Spread betting firms project a rise of around 6 points in the FTSE 100, following its increase of 43.04 points to close at 7,494.58 last Friday.
Amidst this, crude prices spiked to nearly $89 a barrel on Monday, driven by worries that the assault by Hamas on Israel could intensify Middle Eastern tensions and impact the production from major oil exporters.
Ipek Ozkardeskaya of Swissquote Bank remarked, “The unpredictable nature of geopolitical events makes it challenging to foresee the exact magnitude of price fluctuations. With both the US and Iran becoming entangled in the unrest, there’s potential for heightened tensions.”
“Looking at it price-wise, the US crude’s $90 per barrel mark might attract significant offers. The ongoing Middle Eastern unrest, if it escalates, could push the global economy perilously close to a recession, thereby reducing the demand for oil. It’s premature to make a definitive judgment.”
Meanwhile, back in London, Metro Bank has finalized a financial agreement with its investors.

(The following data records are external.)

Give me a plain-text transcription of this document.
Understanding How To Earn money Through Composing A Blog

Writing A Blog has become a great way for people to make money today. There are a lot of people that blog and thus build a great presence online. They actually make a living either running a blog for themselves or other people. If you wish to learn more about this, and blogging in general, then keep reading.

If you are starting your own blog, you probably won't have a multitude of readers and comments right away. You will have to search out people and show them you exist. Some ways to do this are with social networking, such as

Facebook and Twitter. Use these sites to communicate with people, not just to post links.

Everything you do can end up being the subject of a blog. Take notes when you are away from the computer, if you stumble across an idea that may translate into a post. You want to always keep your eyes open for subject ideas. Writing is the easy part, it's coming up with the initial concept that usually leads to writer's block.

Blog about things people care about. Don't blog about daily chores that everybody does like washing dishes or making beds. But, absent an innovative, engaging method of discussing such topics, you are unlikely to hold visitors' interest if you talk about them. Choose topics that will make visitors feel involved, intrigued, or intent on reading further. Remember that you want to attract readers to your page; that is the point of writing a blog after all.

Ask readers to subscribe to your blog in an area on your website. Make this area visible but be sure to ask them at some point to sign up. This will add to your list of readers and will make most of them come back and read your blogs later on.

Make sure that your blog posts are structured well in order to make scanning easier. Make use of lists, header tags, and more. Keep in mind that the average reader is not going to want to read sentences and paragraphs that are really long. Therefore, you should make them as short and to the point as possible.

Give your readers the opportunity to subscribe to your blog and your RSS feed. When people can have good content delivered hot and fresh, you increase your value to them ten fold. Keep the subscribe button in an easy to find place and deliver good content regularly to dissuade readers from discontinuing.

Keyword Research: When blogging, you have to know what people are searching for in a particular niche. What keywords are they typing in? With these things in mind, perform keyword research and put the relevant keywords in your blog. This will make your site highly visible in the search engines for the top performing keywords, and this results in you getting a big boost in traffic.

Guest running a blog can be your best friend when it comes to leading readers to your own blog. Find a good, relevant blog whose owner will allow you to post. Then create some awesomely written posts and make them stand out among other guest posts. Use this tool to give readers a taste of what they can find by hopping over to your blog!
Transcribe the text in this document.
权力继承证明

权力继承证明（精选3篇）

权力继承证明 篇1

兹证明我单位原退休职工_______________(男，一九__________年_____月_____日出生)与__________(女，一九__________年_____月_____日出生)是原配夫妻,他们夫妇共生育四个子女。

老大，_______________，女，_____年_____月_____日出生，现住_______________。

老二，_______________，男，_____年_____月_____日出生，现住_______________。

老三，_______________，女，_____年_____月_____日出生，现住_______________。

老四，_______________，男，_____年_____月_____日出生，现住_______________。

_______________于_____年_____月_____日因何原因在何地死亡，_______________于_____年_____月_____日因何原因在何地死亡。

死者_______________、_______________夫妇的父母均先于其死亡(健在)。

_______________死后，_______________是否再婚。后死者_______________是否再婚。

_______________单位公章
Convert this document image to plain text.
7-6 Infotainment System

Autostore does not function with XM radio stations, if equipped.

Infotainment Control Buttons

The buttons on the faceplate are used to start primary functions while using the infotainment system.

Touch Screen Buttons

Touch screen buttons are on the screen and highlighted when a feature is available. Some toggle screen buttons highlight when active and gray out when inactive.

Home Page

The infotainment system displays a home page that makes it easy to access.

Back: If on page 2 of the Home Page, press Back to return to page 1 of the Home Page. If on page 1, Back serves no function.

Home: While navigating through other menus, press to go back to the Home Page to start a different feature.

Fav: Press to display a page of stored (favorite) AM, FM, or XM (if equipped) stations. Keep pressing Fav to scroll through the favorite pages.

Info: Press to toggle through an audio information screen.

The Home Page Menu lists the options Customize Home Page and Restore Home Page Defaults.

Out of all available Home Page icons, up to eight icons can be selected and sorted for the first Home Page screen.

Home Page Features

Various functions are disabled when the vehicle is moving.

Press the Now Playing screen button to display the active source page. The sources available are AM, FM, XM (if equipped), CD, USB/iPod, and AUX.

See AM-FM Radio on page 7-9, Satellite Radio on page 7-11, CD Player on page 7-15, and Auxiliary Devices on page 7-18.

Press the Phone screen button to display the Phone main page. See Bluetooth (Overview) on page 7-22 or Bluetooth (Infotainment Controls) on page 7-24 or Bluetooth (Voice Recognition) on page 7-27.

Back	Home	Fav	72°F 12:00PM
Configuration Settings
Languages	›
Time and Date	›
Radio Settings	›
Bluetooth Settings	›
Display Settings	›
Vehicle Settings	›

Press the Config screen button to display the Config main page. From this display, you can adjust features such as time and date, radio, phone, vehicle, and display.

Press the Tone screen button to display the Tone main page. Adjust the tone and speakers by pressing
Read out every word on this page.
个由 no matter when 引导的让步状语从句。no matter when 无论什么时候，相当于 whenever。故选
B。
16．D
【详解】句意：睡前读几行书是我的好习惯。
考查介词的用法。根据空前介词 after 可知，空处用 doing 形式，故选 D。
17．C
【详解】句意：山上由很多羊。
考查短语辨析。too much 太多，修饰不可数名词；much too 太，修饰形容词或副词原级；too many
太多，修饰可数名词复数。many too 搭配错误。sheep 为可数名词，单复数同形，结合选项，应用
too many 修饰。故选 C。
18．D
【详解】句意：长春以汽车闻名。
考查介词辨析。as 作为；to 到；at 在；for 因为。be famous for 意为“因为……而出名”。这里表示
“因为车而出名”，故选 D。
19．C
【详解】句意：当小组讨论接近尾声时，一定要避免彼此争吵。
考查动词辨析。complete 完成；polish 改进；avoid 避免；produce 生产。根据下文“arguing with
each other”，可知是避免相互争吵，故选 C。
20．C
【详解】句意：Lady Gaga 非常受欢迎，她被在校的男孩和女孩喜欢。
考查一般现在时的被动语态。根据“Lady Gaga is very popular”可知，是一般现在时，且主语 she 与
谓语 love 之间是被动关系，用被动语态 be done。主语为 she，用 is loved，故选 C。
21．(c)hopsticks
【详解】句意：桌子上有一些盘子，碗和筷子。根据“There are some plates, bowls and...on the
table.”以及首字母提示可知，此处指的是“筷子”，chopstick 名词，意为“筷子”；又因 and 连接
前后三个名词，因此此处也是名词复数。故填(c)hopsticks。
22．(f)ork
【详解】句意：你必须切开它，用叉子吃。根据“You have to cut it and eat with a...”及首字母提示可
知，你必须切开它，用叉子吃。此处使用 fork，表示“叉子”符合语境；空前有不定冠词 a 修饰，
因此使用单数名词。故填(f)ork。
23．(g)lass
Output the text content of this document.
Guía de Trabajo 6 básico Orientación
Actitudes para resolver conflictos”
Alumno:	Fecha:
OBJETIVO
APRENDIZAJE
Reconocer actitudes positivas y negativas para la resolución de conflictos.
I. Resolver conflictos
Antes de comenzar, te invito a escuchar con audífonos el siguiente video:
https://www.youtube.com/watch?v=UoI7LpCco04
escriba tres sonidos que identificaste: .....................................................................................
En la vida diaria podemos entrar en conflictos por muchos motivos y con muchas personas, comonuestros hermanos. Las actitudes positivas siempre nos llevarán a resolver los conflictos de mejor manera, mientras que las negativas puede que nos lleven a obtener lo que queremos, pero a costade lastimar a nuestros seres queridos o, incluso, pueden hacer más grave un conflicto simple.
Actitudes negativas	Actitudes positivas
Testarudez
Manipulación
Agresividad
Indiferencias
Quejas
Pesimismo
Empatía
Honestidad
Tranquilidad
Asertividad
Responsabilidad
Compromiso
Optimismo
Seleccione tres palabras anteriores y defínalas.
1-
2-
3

This deal, reached after intensive weekend discussions, is anticipated to grant the UK’s challenger bank some much-needed respite and address a capital deficit that spurred regulatory conversations.
The arrangement, disclosed on Sunday evening, encompasses a £325 million capital boost—comprising £150 million of new equity from Metro’s primary shareholders and an additional £175 million of debt from bondholders.